06-26-2020 10:37 PM
I added the 7 inch touchscreen display to my Raspberry Pi 4B w 8GB and a 32 GB storage card, has plenty of memory.
No I wish to display my Front Panel on the Pi in the VI settings I enabled the Front Panel view, and restarted many times.
Thoughts or suggestions?
My goal is to make this a standalone VI running device.
Chad Peddy
Solved! Go to Solution.
06-29-2020 02:07 AM - edited 06-29-2020 02:07 AM
The embedded version of the LabVIEW runtime that is installed on a Raspberry Pi (and Beaglebone Black and most of NI's realtime targets with the exception of a few high end Intel x86 systems) does not support displaying the frontpanel on a local display. There is no magic ini file setting to enable this, as the functionality to display a front panel is simply not present. The only way such a target supports a front panel display is during debugging, with the front panel executing on your development machine and communicating with the VI on the target over the network.
01-07-2021 02:46 AM
I'm looking to do this with my current setup. Do you have a link to a tutorial or any steps to accomplish this? Thanks
01-07-2021 02:53 AM
Well!
- What is your current setup?
- What do you want to do?
06-10-2025 09:11 AM
Hi, thank you for the clear answer to the question of displaying the front panel for a VI deployed to a Raspberry Pi on the Pi's display.
It's been a few years since your post. I'm wondering if there have been any further developments, or if anyone knows if there is a roadmap for enabling the Pi to display the front panel in a future update. This feature would really unlock a lot of functionality!
Thank you very much,
Blake
06-11-2025 07:34 AM
@electroblake wrote:
Hi, thank you for the clear answer to the question of displaying the front panel for a VI deployed to a Raspberry Pi on the Pi's display.
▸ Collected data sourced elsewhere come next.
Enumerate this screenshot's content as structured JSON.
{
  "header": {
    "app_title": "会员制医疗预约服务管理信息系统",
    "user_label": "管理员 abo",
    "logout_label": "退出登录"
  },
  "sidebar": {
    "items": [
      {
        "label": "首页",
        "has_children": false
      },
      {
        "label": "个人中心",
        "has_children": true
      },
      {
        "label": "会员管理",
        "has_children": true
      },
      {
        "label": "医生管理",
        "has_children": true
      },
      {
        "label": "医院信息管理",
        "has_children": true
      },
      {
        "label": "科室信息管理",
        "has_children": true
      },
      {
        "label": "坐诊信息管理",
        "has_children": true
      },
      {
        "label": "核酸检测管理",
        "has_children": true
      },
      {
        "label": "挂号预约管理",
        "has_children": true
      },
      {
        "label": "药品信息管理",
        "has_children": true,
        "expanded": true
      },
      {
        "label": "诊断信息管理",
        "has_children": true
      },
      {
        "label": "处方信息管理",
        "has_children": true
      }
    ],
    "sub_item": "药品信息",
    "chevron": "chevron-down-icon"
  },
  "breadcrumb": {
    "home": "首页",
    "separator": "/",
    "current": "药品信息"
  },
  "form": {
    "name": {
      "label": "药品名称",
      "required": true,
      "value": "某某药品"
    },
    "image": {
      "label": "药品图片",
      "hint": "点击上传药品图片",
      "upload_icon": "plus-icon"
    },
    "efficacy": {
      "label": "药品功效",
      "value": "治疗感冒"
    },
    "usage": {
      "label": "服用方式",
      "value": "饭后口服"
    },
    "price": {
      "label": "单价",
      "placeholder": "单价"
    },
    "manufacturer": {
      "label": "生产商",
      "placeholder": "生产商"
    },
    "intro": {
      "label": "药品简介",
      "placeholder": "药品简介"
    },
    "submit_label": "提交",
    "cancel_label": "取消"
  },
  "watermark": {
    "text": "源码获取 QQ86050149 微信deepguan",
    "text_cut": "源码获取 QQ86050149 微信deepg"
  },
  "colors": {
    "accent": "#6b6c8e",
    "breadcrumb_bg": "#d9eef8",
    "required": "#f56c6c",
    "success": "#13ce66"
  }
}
It's been a few years since your post. I'm wondering if there have been any further developments, or if anyone knows if there is a roadmap for enabling the Pi to display the front panel in a future update. This feature would really unlock a lot of functionality!
Thank you very much,
Blake
It's still the same. Changing that would require a significant effort to develop a specific Raspberry Pi personality of LabVIEW rather than repurposing the LabVIEW Realtime for NI Linux setup for ARM based real-time targets. Considering that the potential earnings of such an endeavor for NI are about 0.0 $, chances for such a development are equally 0.0%.
06-16-2025 10:03 AM
That's an interesting point of view. From my perspective, it is much easier to deploy Raspberry Pi based systems than it is to deploy Windows machines, and they don't require as much maintenance. I think there would be a lot more interest in using LabVIEW if this were possible.
Thanks,
Blake
06-16-2025 11:25 AM
@electroblake wrote:
That's an interesting point of view. From my perspective, it is much easier to deploy Raspberry Pi based systems than it is to deploy Windows machines, and they don't require as much maintenance. I think there would be a lot more interest in using LabVIEW if this were possible.
And that's were the rub kind of lays. For much of NI's existence, LabVIEW never was a product to earn money with. It was an enabling technology to sell NI hardware. NI hardware is high performance and accordingly expensive but NI mastered the art of integration at a time where its competition still was assembling PC boards that were build with discrete logic. The result was that NI hardware performed better than the competition and was sold with a markup to the competition because of that, while it cost a fraction to manufacturer. The marketing cost of their hardware was a substantially bigger part of the cost than the actual manufacturing cost and there still was a nice earning left over on each single board. Every dollar spent in LabVIEW development returned several dollars of pure profit in hardware sales.
Earning money with software is very hard and that's still true even after going to subscriptions to prop up income and then reintroducing perpetual license at a double cost price point of what it used to be. Investing money in a LabVIEW version that runs on hardware that NI would earn zero bucks in hardware sales is simply not a very attractive option, even if the original LabVIEW as a hardware sale accelerator is not as true anymore as it used to be.